For instance, in recent times the area in front of the original shops at the main settlement has been reserved as a kind of pedestrian mall, with bike riders asked to dismount to traverse this area. Such a request is as unbelievable on an island dominated by bikes as it would be to stop cars driving through the main street of any traditional retail area, like Subiaco for instance.

And it never really worked. While it is understandable that someone thought it was risky to have bikes racing through a busy area while people shopped, congregated to eat and generally just hung around, it was also clearly a major obstacle to those riding through the settlement along the main thoroughfare.

So I was glad to see that this unenforceable ban had been lifted. Instead, some traffic calming had been installed to replace ineffective barriers. People now rode or walked together in, from what I could see, a safe manner. Cyclists and pedestrians were now equally responsible for avoiding collision.

The value of co-mingling is one of the most interesting points that I have taken from Mr Speck’s book. He says his efforts to make cities more walkable, and rideable, are not about banning cars. He wants each to have a piece of the action, rather than the situation we have now where cars tend to dominate.

Mr Speck’s concern about this kind of specialty is not just limited to motor vehicles. He is also concerned about cyclists’ demands for infrastructure, which can be so bike-friendly as to restrict pedestrians and cars.

Flexibility is the key, so choices can be made.

And that is what making a more liveable city is all about – individual choices.

A lot of the things Walkable City suggests have taken place in Perth in recent years. There has been much traffic calming, changes to street parking settings, rearrangements to pedestrian crossings, the return of two-way traffic to inner-city roads, general street beautification, and more points of interest within walking distance (outside the CBD, I’d suggest small bars are a big change in this respect).
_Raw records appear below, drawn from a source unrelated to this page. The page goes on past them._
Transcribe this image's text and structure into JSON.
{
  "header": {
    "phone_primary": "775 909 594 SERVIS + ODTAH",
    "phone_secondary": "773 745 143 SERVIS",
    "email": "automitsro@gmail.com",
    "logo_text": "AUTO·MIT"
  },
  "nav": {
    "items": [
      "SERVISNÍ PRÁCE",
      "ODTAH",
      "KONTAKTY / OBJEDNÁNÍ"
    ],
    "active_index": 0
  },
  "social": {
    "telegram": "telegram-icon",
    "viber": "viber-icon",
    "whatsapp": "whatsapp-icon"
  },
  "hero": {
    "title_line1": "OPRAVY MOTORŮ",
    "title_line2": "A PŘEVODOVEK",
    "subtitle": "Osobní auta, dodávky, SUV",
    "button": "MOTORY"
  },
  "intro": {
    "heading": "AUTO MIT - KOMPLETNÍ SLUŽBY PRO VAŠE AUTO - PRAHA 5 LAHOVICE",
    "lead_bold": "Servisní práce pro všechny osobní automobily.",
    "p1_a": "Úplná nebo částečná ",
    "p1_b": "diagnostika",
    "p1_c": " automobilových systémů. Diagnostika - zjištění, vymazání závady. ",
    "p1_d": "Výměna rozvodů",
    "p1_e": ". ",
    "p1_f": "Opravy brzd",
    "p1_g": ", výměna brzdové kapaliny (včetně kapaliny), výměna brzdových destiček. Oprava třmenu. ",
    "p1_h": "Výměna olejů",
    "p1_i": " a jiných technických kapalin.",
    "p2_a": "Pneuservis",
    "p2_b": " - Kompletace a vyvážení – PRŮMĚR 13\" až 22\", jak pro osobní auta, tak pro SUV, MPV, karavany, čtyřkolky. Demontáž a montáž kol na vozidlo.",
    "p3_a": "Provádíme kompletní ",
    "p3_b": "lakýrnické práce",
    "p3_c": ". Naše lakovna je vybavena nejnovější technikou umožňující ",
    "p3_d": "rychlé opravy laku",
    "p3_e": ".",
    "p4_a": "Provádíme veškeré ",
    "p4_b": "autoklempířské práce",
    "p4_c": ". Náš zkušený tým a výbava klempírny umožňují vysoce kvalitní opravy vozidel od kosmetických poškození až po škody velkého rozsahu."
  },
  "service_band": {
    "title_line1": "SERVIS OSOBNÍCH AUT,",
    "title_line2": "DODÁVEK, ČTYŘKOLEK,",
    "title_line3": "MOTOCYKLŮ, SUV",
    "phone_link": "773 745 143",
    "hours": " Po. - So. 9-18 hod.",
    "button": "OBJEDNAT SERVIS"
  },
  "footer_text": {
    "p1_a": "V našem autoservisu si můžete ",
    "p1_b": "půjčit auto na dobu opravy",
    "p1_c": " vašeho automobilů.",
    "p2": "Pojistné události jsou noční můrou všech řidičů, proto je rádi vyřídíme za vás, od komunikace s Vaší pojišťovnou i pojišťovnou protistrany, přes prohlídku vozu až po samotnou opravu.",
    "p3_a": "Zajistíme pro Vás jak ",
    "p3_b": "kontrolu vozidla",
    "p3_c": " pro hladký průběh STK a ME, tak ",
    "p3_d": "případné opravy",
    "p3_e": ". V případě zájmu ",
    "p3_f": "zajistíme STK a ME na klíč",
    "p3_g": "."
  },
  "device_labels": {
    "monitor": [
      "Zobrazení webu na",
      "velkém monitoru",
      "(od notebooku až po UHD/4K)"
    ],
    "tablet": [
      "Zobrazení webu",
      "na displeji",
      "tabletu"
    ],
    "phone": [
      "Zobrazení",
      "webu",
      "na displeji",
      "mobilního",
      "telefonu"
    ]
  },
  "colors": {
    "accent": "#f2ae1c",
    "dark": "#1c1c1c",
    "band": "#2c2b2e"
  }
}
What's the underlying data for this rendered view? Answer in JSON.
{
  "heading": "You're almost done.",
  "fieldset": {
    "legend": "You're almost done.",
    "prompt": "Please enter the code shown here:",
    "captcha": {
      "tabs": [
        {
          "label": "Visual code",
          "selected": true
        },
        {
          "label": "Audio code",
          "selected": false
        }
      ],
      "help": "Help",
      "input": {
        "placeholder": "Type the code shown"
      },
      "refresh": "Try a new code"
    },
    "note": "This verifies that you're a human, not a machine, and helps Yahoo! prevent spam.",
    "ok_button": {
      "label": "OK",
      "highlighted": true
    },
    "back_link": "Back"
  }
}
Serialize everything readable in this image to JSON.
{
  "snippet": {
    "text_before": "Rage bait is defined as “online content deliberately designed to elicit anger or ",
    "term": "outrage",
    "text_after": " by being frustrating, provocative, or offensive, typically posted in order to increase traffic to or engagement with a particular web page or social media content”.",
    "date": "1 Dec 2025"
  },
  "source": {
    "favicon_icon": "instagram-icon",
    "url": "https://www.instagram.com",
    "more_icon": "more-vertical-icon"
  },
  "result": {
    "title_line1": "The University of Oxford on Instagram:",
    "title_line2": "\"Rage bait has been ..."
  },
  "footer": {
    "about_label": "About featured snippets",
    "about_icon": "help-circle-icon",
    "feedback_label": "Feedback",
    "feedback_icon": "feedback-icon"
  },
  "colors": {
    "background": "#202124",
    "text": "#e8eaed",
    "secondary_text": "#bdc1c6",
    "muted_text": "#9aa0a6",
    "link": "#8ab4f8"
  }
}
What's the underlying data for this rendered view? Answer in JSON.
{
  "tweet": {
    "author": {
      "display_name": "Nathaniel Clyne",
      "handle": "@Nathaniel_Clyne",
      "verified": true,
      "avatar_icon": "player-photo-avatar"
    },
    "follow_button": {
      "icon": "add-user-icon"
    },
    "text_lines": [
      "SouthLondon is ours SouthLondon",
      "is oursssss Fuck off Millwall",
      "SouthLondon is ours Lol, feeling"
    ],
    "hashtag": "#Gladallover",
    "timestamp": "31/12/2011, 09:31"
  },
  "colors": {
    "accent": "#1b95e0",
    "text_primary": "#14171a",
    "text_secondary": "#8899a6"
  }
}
The impending closure of Riverside Drive to allow the creation of Elizabeth Quay is right out of the Walkable City playbook.

I have raised concerns about the congestion that some of these changes have created, so I am not exactly on the walking bandwagon. But, as I have also previously highlighted, many of these changes in the CBD have come at a time of huge increases in the traffic burden (and public transport) due to a big rise in population.

While slowing traffic in the city might seem like the problem, it is most likely a coincidence of timing that has partly masked the increase in the number of cars on the road, as the work-day populations of the CBD, and Perth as a whole, have grown.

I drive regularly through the city at all times of the day, and traffic flow is definitely slower. But I am getting used to that and planning ahead, or choosing alternatives.

The truth is that more roads don't solve congestion in the long term, and you don’t have to read Walkable City to know this. Perth has grown to a point where it is congested and no realistic changes to road systems will change that.